Thanks to Rick Risemberg, Brent Bigler, Mihai Peteu, and group stalwart Kevin Burton, our October 31st meeting proved to be a valuable wrap-up of opportunities for more effective bike planning, as well as suggested Better Bike Beverly Hills strategies going forward. Here are the highlights.
Rick Risenberg (of Bicycle Fixation) informed us that data does support what we knew intuitively: cyclists are good for local businesses. He pointed us to his work that advances the notion that better, sustainable local communities are possible if we reorganize how we live around human powered transportation. We’ll have some of that material posted shortly.
Brent followed up on his recent cycling trip to Amsterdam with a counterintuitive take on bike lanes. Rather than facilitate speedy travel (as we generally think about them here in the Southland), lanes in northern European cities tend to slow down the bike traffic. With cycling viewed as a popular form of transit, and with more cyclists on every urban bikeway, cycling becomes a civic endeavor rather than merely a means to an end – or conduit to a destination.
That resonates with our past meeting discussions about how to connect Santa Monica Boulevard with the business district, building on Rick’s observation about how cyclists do support local commerce. If we think about on (or off) boulevard lanes less as a bike freeway and more as everyday bike infrastructure, we might reconsider the pleasures and purposes of two-wheeled transit.
To that end, we continued a discussion started in an earlier meeting about an off-boulevard bike lane on Little Santa Monica boulevard.

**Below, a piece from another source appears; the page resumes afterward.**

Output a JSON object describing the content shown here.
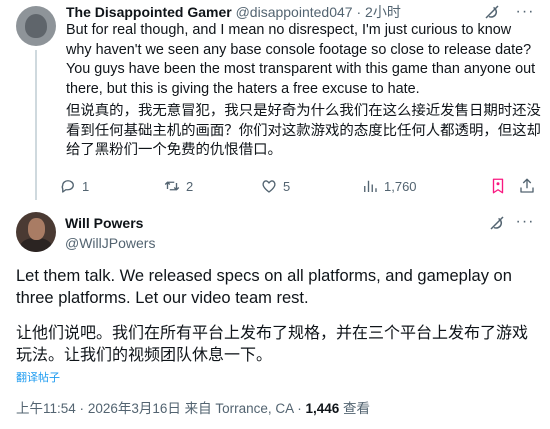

Taking off from the Century City lanes, an eastbound bike lane could be a key element in a neighborhood network – a route that brings cyclists past the many small businesses on that street while introducing alternative transportation to the central business district. Boulevard lanes and neighborhood network routes need not be mutually exclusive, we agreed; both have a role to play in getting cyclists around safely while integrating bike transport infrastructure into the mobility system of greater Beverly Hills.
We also discussed the possibility of affiliating regionally with the Los Angeles County Bicycle Coalition. We want to keep our advocacy focused on (and within) Beverly Hills, we agreed, but there may well be a productive partnership should Better Bike want to tap the fiscal support of the LACBC’s organization while bringing potential LACBC members on board locally as Better Bike members too. LACBC’s work on the Los Angeles 4th street bike corridor might hold promise too for Beverly Hills if we want to suggest Burton Way, for example, as a bike boulevard.
Mihai Peteu reminded us that the LA Bike map is an important tool for logging road hazards and collisions. Every cyclists should be aware of it because it gives some indication of particularly dangerous trouble spots exist: the corridors and intersections where cyclists are injured. Work is continuing to improve the online tool, Mihai said. Have a look for yourself!
Wrapping up the meeting we discussed efforts in surrounding cities to form task forces (West Hollywood and Culver City), regional organizations that are moving the sustainability ball forward (SCAG & METRO) and missed opportunities to advance policies conducive to cyclists’ safety here on the Westside (Beverly Hills, of course).
With so much promise for more supportive alternative transportation policies in the air, we have to keep on top of things here in Beverly Hills. Our upcoming SM Blvd. ride is Sunday, November 14th at 2pm. That week the Westside Council of Governments meets in Beverly Hills on November 18th (we need to be represented there), while behind the scenes Metro continues a newly-aggressive pro-bike agenda, led by City of Los Angeles Mayor Antonio Villaraigosa.
Looking ahead to Spring of 2011, Beverly Hills municipal elections gives us an opportunity to follow the lead of Gary Kavanagh (Gary Rides Bikes) and SM Spoke in asking candidates directly whether they support cyclists and bike planning. See Gary’s blog for more about that effort and to read the City Council endorsements. Consider what we should be asking our own City Council candidates!